Fiese Klauseln im Playstation Store: Sony wegen Kostenfalle abgemahnt

Logo des Playstation Store

Sony hat von der Verbraucherzentrale Nordrhein-Westfalen eine Abmahnung erhalten. Nicht alles davon lässt sich so mit dem aktuellen Recht in Deutschland vereinbaren - daher mahnt die Verbraucherzentrale Nordrhein-Westfalen jetzt den japanischen Elektronik-Riesen ab, um ihn zum Einlenken im Streit um einige Klauseln in den AGB zu bringen.

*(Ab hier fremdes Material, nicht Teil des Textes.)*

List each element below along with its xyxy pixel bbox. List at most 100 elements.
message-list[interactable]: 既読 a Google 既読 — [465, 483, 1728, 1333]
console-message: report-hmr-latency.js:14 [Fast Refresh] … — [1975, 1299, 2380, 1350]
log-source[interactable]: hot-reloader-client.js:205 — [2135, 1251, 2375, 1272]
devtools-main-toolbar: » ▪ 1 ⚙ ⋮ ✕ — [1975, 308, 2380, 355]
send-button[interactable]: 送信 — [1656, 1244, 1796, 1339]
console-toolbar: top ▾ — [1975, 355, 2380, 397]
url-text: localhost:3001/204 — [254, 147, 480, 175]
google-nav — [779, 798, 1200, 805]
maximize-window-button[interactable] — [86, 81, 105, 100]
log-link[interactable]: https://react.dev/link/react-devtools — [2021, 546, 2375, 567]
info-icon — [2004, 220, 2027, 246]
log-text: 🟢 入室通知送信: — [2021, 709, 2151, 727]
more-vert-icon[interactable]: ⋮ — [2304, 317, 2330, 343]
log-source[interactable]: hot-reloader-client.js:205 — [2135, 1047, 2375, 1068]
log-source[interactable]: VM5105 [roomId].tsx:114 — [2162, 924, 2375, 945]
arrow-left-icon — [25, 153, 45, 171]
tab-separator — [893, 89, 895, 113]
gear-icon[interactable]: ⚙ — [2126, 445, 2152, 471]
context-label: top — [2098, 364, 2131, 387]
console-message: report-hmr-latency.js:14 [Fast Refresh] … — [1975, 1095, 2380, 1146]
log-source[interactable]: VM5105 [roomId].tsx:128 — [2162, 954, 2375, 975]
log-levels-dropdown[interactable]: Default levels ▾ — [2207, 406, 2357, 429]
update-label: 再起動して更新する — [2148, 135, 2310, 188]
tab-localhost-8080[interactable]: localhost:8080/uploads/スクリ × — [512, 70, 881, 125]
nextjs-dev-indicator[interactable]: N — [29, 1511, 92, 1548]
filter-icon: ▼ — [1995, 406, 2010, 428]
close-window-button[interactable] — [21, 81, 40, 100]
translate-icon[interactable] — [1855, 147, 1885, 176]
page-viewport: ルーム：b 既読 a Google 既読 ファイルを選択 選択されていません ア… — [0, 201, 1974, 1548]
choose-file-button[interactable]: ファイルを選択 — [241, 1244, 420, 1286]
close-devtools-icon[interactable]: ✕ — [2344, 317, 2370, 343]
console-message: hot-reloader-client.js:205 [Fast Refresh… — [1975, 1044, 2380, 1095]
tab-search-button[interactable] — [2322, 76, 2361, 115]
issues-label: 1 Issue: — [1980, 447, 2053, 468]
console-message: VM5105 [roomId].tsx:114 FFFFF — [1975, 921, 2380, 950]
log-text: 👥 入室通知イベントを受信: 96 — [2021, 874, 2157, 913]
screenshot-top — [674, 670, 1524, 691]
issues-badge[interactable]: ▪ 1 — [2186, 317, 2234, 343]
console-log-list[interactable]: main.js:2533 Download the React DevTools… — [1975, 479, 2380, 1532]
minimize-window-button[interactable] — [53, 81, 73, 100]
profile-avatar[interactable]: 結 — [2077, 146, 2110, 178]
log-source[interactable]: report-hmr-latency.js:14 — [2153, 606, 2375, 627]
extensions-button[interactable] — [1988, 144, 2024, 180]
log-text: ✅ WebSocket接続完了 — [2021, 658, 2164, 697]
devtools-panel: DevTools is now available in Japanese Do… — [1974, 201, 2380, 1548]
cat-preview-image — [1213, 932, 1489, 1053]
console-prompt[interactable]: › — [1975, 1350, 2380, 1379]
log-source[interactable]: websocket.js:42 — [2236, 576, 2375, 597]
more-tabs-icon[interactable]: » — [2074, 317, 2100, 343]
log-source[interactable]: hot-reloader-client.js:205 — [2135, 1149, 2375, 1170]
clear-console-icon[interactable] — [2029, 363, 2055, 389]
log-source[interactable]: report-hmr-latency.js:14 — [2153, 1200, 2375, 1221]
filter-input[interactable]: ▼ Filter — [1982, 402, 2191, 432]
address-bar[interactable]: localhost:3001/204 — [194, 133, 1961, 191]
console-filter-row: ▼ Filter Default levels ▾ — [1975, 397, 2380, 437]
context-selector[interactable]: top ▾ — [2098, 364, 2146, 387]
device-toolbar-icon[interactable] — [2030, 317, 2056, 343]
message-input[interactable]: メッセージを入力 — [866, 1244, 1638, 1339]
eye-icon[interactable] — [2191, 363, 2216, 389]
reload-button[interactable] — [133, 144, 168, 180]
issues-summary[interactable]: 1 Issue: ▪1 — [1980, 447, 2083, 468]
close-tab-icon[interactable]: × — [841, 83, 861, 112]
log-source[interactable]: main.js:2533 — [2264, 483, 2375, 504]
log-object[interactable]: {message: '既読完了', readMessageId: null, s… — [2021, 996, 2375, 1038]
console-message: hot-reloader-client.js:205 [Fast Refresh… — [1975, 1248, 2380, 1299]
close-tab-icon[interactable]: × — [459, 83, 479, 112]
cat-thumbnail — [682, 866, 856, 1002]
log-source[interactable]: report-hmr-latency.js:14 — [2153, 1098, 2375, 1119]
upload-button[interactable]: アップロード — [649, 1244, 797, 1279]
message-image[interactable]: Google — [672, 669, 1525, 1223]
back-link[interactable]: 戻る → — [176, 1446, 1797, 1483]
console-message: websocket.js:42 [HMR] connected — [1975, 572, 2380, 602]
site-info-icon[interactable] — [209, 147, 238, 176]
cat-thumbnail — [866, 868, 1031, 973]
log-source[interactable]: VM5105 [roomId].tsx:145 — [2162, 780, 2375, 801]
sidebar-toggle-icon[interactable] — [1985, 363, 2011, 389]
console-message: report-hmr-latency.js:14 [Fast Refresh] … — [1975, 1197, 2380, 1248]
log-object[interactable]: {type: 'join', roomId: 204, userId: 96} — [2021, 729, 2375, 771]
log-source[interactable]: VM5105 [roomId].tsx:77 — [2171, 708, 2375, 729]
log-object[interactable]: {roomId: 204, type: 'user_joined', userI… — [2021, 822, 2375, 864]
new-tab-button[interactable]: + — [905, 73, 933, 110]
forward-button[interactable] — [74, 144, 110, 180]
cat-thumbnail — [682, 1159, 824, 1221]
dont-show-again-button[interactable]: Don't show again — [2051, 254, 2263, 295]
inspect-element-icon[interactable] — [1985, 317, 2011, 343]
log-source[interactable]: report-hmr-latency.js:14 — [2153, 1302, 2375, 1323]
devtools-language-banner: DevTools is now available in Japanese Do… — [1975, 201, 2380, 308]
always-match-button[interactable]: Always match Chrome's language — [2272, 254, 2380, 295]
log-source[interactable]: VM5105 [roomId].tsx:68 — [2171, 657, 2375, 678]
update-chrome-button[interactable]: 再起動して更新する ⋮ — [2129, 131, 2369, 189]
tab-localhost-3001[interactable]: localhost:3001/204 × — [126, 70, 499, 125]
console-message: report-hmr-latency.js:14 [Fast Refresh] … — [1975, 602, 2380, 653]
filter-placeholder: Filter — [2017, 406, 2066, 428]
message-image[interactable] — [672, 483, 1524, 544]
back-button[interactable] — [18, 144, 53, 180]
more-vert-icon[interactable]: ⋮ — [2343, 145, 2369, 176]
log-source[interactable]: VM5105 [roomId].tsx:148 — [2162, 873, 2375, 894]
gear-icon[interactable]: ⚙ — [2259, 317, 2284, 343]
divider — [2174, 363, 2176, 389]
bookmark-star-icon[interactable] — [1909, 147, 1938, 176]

Unter anderem dürfe es keinen Verfall von Guthaben im PS Store geben.

Laut den AGB vom PlayStation Network muss aufgeladenes Guthaben innerhalb von 24 Monaten verbraucht werden, damit es nicht verfällt. Laut Verbraucherzentrale ein Umstand, der mit deutschen Gesetzen nicht vereinbar ist.

Wer das PlayStation Network nutzt, unterliegt Sonys "Allgememeinen Geschäftsbedingungen".

So sei zum Beispiel die Regelung zum Verfall von Guthaben auf dem PSN-Konto kundenfeindlich.

Sony hat mitgeteilt, dass das PlayStation Network von monatlich 80 Millionen aktiven Leuten genutzt wird. Darüber hinaus ging das Unternehmen nochmals auf den. Auch wurden Klauseln moniert, nach denen Eltern pauschal alle Kosten tragen müssen, die durch Käufe ihrer minderjährigen Kinder entstehen. Besonders die In-App-Käufe sind davon betroffen.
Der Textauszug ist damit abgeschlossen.